Is somking really bad for you? According to a decades worth of debate, legal battles and multitudes of opinions the verdit has been made – or so it seems. The 1998 Tobacco Master Settlement Agreement had set a precedent. It was the larget legal settlement in history involving 46 states and the four largest US manufacturers of tabacco products. Among other things, this settlement determined that not only was tobacco use addictive but that its major manufacturers had long known this fact and attempted to conceal their findings while leveraging this knowledge to further market and distrbute their wares.
Was the American public, of the world at large, truly so naive to have been surprised by the fact that somke inhalation must have certain negative effects on the body? More so, was it any more of a revelation that the effects of nicotine – tobacco’s “secretly” addictive ingredient – which results in certain relaxing and calming effects on the body, may be habit forming or addictive? Nicotine works in such a way that it floods the brain with dopamine, thereby the impetus behind tobacco use and its popularity. It seems that a quick survey of Native Americans, who first introduced tobacco to European settlers, would have revealed tobacco’s capacity
as less of a “fun” past time and more as an entheogen used primarily for shamanic or spiritual purposes.

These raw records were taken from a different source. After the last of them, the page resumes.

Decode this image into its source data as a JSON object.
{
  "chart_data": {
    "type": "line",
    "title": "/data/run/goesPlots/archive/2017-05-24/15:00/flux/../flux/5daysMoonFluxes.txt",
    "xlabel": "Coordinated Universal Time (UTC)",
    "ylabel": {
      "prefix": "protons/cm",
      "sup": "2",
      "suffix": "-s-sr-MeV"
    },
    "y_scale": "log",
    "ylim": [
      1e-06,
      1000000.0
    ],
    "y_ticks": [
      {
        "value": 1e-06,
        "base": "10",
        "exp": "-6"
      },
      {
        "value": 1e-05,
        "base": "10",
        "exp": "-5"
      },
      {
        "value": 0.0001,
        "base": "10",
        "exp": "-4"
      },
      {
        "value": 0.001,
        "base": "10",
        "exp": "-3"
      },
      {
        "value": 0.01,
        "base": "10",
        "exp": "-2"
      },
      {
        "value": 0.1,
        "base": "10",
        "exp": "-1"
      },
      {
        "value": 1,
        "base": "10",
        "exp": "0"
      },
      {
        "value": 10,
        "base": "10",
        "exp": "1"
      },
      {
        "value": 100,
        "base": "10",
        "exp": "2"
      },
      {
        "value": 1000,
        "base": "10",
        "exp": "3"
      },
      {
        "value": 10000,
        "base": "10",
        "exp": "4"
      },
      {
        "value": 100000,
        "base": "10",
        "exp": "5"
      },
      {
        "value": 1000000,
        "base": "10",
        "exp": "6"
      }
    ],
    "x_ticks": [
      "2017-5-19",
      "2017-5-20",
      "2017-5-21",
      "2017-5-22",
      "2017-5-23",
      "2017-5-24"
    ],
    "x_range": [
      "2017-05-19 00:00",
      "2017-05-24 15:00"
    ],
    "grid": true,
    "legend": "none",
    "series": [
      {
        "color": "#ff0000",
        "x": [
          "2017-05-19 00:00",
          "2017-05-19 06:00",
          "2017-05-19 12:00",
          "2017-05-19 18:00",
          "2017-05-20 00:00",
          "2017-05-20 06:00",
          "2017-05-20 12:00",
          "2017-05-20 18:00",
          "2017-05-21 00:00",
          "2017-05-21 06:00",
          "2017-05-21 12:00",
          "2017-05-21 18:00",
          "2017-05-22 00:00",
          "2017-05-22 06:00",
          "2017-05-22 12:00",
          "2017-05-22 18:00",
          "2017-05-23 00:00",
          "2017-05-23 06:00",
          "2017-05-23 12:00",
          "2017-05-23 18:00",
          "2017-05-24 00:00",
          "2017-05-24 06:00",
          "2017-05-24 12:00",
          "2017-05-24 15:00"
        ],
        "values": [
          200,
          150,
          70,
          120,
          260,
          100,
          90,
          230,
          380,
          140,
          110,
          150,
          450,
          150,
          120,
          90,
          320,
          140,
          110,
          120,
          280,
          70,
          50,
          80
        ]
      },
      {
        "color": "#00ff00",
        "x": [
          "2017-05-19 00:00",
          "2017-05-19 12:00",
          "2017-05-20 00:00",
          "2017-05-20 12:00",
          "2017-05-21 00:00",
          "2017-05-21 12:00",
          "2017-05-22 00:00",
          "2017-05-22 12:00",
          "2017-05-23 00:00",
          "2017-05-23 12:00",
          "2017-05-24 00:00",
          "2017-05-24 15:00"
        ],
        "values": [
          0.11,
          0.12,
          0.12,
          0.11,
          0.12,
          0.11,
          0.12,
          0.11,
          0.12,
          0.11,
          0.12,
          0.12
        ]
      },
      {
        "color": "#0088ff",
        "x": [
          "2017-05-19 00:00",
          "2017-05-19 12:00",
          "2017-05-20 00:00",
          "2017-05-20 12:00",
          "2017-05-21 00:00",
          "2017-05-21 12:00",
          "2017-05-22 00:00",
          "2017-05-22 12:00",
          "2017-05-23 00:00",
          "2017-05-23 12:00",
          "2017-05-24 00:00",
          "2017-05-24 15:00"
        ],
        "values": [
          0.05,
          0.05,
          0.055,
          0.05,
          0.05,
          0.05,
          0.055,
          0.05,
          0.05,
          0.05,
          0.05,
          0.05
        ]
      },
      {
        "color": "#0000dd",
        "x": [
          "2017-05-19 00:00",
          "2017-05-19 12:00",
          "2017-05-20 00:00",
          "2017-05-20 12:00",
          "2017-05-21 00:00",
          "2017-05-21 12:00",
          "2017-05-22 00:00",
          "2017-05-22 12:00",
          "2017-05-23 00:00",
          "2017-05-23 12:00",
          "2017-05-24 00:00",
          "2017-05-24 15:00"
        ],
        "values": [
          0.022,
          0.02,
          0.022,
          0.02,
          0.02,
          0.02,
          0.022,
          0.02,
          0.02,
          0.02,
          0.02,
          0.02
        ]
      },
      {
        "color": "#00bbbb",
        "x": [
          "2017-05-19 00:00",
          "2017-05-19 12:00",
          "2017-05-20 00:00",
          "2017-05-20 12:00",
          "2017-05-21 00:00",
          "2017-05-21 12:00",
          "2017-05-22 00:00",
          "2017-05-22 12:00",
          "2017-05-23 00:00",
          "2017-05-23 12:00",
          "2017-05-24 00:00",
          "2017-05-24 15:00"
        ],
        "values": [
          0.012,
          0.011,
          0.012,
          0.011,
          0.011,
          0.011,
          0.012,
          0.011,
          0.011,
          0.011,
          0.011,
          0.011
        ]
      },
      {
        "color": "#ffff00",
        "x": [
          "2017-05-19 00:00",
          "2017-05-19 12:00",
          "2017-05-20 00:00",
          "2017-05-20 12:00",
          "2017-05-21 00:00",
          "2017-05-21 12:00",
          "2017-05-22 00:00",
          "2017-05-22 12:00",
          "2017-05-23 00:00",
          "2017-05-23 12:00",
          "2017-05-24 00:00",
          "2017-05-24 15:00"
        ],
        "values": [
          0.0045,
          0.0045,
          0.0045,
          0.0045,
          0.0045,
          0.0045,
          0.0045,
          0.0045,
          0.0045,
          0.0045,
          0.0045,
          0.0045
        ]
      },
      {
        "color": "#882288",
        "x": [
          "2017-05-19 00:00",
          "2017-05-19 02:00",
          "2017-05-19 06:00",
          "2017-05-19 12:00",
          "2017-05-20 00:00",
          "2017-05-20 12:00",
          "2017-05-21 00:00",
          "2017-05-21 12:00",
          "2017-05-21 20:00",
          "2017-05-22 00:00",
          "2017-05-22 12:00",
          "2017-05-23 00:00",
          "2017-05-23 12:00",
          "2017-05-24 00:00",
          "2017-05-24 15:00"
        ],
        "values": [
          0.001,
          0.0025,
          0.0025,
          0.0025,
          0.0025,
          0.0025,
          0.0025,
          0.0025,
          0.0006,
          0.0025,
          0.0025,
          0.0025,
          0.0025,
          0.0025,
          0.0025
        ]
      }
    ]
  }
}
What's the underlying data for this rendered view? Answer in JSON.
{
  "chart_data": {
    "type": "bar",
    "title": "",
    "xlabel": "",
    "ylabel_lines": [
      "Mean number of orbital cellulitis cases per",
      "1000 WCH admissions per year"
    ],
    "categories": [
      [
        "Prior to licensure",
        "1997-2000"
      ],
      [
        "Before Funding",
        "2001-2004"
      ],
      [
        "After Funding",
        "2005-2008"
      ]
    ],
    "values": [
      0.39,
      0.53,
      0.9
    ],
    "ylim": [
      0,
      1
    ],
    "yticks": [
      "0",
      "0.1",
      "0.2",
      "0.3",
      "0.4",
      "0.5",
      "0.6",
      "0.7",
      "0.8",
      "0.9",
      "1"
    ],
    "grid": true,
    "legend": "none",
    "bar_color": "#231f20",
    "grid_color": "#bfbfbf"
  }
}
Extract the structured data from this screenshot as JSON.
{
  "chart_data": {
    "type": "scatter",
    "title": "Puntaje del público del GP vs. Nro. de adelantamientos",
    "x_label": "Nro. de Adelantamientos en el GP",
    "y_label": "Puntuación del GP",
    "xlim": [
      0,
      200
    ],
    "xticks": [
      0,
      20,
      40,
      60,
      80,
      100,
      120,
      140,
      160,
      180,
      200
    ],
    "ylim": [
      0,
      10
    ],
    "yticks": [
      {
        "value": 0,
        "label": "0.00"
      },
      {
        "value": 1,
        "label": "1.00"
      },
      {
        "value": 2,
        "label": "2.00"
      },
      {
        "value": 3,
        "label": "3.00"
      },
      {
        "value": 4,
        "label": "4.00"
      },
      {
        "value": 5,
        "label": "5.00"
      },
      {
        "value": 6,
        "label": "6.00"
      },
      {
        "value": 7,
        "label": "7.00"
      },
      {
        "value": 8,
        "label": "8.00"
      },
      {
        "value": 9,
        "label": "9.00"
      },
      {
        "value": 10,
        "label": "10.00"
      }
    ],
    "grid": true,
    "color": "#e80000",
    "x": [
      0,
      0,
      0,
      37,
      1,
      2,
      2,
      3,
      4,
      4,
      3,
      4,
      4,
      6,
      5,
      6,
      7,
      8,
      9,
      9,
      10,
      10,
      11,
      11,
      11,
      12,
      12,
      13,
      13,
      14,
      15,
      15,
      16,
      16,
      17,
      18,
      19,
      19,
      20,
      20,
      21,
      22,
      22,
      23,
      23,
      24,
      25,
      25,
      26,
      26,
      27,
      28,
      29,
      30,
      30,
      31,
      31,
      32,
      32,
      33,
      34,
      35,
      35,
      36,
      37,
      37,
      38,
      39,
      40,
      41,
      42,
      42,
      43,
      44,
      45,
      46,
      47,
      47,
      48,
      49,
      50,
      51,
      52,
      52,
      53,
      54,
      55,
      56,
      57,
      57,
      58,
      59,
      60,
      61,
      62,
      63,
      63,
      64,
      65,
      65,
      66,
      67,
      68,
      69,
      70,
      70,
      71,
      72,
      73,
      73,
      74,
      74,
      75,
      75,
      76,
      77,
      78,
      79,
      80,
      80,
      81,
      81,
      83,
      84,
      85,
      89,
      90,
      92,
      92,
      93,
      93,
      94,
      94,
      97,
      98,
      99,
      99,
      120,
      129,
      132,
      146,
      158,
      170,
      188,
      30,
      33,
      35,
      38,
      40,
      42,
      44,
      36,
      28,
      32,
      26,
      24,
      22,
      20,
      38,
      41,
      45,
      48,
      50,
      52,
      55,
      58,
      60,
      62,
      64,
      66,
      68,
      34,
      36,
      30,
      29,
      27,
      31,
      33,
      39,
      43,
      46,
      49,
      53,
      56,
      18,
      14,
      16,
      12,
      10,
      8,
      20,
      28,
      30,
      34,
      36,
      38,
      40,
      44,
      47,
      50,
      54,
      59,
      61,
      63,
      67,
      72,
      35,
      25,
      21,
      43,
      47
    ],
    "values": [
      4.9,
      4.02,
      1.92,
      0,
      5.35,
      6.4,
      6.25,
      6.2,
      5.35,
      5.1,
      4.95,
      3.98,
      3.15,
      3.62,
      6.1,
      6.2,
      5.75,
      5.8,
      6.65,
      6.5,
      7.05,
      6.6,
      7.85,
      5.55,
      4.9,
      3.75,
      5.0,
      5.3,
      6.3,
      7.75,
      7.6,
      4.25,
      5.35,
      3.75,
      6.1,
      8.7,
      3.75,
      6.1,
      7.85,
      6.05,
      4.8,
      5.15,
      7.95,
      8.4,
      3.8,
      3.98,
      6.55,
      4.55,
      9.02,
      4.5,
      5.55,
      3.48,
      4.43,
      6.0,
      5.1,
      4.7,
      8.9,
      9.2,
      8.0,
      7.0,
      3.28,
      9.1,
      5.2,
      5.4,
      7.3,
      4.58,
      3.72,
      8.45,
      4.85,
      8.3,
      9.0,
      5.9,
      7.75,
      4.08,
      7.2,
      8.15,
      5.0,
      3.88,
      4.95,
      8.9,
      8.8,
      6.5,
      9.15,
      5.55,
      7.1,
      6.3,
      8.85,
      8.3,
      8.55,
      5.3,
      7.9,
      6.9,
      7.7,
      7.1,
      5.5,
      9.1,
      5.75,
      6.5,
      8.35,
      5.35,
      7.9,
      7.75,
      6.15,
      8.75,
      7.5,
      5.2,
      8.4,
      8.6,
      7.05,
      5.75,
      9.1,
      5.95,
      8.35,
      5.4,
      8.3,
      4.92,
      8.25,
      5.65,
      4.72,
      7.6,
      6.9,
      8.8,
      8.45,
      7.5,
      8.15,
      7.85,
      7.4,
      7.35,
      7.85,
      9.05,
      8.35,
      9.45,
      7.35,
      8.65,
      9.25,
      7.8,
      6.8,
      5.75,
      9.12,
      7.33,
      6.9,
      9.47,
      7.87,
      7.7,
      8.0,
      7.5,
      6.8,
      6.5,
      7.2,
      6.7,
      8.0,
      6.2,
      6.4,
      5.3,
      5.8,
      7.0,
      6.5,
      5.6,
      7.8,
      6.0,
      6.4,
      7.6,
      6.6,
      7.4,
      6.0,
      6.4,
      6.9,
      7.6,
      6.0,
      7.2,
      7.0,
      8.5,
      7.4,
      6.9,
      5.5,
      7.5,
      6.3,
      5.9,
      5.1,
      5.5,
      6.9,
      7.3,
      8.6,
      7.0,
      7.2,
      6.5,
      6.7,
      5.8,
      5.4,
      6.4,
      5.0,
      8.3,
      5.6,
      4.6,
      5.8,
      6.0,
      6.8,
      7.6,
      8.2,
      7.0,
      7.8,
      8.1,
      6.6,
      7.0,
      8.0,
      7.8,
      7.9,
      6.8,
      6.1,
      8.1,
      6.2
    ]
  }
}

North American Indians used tobacco not as a recreational substance but rather as one set aside for specif purposes, whether spiritual or medicinal. Cigarettes were only introduced post-European introduction to this cash crop – and the rest, it seems, is histroy. Today, modern society is flooded with cigarettes, and its use shows little signs of abating since the landmark legal settlement of 1998. While, yes, tobacco users have certainly declined in number and there is no debate as to its ill effects on your health, still millions nationwide are either sporadic or habitual smokers.